10 Things You (Probably) Never Knew About Space, Health and Astronauts


Saturday 20th July 2019 is the 50th anniversary of the first moon landing. But how much do you really know about health and space?

1. Astronauts are actually slightly younger than the rest of us

Yes, really. Astronauts returning from the International Space Station are fractionally younger than they would have been if they had stayed on Earth. This is because the Space Station is moving incredibly fast compared with the Earth. However, living in space is not exactly a fountain of eternal youth: you would have to stay in space for over 70 years to increase your life by one second!

2. Astronauts may add a few seconds to their lives, but they also experience accelerated ageing

Astronauts are generally young and healthy, but being in space gives them many of the standard signs of ageing: muscle wasting, loss of bone density, weakening of the heart and so on. This is because of the lack of gravity, and the changes tend to be much faster in space. For example, older people lose bone mass at around 1% to 1.5% per year, but astronauts lose it at around 1% per month! Fortunately, astronauts tend to recover when they return to Earth.

3. Astronauts have to use special exercise machines to keep their muscles from wasting away

Muscle wasting is a major problem in space, because of the lack of gravity. The International Space Station, therefore, has treadmills and stationary bicycles for astronauts to use to make sure that they will still be able to walk when they return to Earth. The astronauts have to spend at least two hours each day exercising, and they use bungees to strap themselves onto the machines!

4. Astronauts often get motion sickness, especially in the first few days of weightlessness

Astronauts often report symptoms of motion sickness because what they experience and what they expect are different. For example, their bodies no longer perceive ‘down’ because of the lack of pressure on their feet. Some astronauts become really sick. However, the symptoms usually disappear after a few days in space.

5. New robotic surgery techniques have been developed in space

Research into robotics on the International Space Station is helping to develop some new and innovative surgical techniques. These include the ability to perform surgery inside an MRI machine, useful for brain tumours, and a new and less invasive treatment for breast cancer. Technology developed at the Space Station is already used in laser eye surgery.

6. Some diseases may be more virulent in space

Scientists use the International Space Station as a way to find out more about the long-term effects of being in space. They have discovered that certain bacteria and viruses behave very differently in space, with many becoming far more virulent. It seems that an outbreak of salmonella on a spaceship could be a very serious business.
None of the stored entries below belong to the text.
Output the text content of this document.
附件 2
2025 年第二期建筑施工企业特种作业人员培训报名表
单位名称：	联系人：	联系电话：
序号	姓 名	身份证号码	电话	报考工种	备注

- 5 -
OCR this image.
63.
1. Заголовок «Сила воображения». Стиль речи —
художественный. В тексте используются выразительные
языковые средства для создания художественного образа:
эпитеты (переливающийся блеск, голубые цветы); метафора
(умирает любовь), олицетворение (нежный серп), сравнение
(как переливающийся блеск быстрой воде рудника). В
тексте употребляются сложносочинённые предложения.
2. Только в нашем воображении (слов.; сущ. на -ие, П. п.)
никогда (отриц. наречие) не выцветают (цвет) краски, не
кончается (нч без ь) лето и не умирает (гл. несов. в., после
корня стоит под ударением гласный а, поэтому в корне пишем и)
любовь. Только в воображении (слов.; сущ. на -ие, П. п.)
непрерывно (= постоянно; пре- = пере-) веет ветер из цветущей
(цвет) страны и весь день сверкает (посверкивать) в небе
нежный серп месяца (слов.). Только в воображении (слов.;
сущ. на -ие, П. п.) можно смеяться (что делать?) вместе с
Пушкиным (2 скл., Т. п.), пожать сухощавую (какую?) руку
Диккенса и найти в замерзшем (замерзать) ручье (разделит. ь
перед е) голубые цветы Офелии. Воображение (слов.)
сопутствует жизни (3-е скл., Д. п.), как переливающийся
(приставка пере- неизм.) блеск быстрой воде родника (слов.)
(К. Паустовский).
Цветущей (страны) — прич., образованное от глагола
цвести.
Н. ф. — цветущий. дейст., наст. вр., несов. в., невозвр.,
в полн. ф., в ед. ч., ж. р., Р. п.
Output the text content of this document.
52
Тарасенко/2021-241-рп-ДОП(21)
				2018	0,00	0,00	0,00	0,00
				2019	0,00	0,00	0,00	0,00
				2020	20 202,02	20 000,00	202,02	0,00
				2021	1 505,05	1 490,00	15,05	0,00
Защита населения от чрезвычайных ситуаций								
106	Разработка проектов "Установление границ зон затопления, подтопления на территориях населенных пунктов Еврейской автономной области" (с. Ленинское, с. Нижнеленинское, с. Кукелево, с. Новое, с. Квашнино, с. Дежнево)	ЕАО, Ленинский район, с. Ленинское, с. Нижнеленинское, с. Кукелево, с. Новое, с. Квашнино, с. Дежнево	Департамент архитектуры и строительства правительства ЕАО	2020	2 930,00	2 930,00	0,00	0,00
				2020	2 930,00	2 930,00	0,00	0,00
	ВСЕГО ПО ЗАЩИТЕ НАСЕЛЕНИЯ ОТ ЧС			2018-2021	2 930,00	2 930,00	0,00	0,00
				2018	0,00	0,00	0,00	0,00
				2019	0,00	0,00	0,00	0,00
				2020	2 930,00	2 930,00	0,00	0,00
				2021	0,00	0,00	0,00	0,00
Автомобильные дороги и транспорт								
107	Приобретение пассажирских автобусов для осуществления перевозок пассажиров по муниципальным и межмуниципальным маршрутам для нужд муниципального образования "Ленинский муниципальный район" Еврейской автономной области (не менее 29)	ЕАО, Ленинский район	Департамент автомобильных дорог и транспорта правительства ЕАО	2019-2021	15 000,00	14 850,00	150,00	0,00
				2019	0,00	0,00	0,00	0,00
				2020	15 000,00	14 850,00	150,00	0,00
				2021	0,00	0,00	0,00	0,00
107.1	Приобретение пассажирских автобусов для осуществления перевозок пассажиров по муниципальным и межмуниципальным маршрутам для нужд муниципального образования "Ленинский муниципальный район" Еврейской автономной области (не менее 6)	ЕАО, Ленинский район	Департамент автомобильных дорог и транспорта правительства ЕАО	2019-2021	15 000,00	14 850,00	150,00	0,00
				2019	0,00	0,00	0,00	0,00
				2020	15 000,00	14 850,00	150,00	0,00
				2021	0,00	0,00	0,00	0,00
7. The experience of astronauts is helping doctors to treat some common viruses

Almost all humans are infected with one or more forms of herpes virus (the family of viruses that cause chicken pox and cold sores). These viruses tend to lie dormant in the body, and reactivate under stress, such as space flight. NASA scientists have therefore developed a device to detect reactivation early, and this is now being used by doctors for early treatment of shingles.

8. Like deep sea divers, astronauts can be affected by decompression sickness

Decompression sickness is when gases in the blood stream are forced out of solution by a change in pressure, and form bubbles. It happens when divers return to the surface too fast, without giving their bodies time to acclimatise. It is a constant concern for astronauts, because there is so little atmospheric pressure in space that any damage to their spacesuit or spaceship would cause instant decompression.

9. Astronauts have non-essential body parts removed before going into space

Medical problems in space could be a big issue, because you can’t exactly just call an ambulance or pop down the road to the doctor. It is also nearly impossible to do cardiopulmonary resuscitation in space, because of the low gravity. Astronauts are therefore carefully selected to ensure that they are relatively young, and have no medical problems. NASA policy is also for astronauts to have their wisdom teeth and appendix removed before travelling into space.

10. Astronauts are exposed to significantly more radiation than people on Earth

Exposure to radiation is not healthy. It causes radiation sickness, damage to DNA, and cancer. Space programmes therefore put a lot of effort into protecting astronauts from radiation. Studies have shown that astronauts showed changes in their DNA and chromosomes on returning to Earth, many of which could be attributed to exposure to radiation. However, not all of these changes turned out to be permanent.